Recently, my Mom was spending some Amazon gift cards she received last year. She was so sweet and bought a little something for each of us. J She gave me a choice between 4 or 5 different missions-related books. I was so excited when my copy of “Walking in Broken Shoes” by Susan Magnuson Walsh arrived! I had never heard of the book until Mom mentioned it to me, but it sounded like my kind of book.

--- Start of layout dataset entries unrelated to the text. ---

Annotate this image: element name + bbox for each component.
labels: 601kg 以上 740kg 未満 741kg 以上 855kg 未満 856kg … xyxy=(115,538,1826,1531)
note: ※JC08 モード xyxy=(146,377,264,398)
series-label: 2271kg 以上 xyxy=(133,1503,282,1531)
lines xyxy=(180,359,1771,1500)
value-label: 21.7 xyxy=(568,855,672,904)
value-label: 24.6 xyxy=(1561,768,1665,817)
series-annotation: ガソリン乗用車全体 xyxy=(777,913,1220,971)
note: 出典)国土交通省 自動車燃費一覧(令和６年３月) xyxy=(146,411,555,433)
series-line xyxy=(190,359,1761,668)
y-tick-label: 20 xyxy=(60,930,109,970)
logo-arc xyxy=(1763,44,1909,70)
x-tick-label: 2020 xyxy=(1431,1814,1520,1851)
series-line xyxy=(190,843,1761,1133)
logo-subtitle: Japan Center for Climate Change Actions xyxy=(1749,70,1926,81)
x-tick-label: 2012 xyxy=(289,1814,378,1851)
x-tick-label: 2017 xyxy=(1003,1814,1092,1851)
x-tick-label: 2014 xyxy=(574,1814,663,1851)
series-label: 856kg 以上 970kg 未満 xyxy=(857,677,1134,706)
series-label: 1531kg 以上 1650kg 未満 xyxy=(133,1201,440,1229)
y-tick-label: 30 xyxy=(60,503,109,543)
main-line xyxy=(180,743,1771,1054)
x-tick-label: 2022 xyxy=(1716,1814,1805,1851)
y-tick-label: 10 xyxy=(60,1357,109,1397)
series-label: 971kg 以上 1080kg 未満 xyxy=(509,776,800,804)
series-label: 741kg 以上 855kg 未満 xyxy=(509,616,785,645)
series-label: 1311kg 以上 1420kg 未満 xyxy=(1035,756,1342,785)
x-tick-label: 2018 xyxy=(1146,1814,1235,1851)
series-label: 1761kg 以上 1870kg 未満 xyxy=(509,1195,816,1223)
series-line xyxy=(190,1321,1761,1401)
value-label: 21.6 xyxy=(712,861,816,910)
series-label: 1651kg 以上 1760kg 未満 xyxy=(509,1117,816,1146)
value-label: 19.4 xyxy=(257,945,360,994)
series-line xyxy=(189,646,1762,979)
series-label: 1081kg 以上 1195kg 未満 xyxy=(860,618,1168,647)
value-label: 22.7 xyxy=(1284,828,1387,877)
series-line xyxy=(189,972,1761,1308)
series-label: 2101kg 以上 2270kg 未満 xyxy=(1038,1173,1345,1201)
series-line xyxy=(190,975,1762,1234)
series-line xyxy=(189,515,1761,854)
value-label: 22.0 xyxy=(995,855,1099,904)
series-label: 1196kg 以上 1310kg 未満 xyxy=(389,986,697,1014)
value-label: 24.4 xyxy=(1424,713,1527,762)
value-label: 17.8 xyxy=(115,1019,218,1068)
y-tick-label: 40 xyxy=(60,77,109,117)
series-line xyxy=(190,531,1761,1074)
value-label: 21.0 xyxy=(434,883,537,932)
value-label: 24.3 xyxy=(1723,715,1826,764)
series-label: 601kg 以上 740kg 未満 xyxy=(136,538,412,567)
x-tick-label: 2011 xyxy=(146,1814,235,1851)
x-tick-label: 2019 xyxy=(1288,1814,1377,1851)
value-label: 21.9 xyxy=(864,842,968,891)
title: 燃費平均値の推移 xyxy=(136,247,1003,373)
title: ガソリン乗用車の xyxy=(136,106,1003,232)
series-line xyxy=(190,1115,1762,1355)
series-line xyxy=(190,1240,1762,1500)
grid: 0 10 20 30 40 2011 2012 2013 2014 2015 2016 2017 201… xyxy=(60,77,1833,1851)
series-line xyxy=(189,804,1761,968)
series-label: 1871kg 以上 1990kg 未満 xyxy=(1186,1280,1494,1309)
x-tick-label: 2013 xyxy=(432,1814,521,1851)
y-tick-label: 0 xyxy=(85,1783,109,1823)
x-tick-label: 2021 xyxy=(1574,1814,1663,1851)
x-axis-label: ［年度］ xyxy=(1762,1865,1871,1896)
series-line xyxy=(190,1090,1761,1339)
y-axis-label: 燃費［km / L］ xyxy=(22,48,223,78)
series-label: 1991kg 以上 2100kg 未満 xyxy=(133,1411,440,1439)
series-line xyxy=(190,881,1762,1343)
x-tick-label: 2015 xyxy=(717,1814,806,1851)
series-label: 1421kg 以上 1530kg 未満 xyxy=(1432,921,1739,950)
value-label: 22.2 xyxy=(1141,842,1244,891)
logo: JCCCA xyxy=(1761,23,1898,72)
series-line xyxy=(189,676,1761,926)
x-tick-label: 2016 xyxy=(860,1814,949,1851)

Susan Walsh—a pediatric nurse practitioner—led many short-term medical missions trips to Haiti prior to the earthquake in 2010. The first half of the book describes these trips. The book is written mostly in journal form, with lots of email updates and personal stories.
While I found the book interesting up to that point, my interest really piqued half-way through the book. Susan Walsh was in Haiti with a team during the January 2010 earthquake. She gives an incredible first-hand account of what the tremor felt like, the emotional responses to the quake, and the devastation felt in Pétionville. Thankfully no one on their team was hurt, but immediately following the quake, they found themselves serving at a hospital where they saw every injury imaginable.
Susan Walsh describes their experience as that of a Mobile Army Surgical Hospital (MASH unit.) People were missing limbs, losing blood at a life-threatening rate, and so much more. Many of the people in the hospital were dead. Her team did the best they could to treat injuries for 6 or 7 hours after the quake, but the number of people requiring treatment was enormous.
Because of the condition of the airport and the chaos, their team—which was supposed to leave the day after the quake—was stranded in Haiti for several extra days. Their ordeal of trying to get out of the country was nightmarish.
She also goes on to describe the trips she made back to Haiti following the quake. The very last chapter gives a very good analysis of where things stand in Haiti today, including the issues that have been dealt with, and the issues that have not been resolved.
I really appreciated the book because it not only gave an excellent first-hand account of an earth-shattering (literally) event that nearly every person in Haiti bears scars from, but it also gives a great look into the tremendous needs of the Haitian people. The issues are complex, sticky, and difficult to deal with. At times it feels like the mess has gotten so big, it can never be cleaned up.
But God is still sovereign over all. He will use tragedies such as the 2010 earthquake for HIS glory and to make HIS Name famous in Haiti. Susan Walsh does a great job of sharing her personal testimony and how God worked in her life through all the situations she was a part of in Haiti.
I definitely recommend this book for anyone high-school aged and up, particularly those who are considering medical missions work. Parts of the story are heartbreaking, but I think our hearts need to be broken more often, because brokenness brings us to a point of action.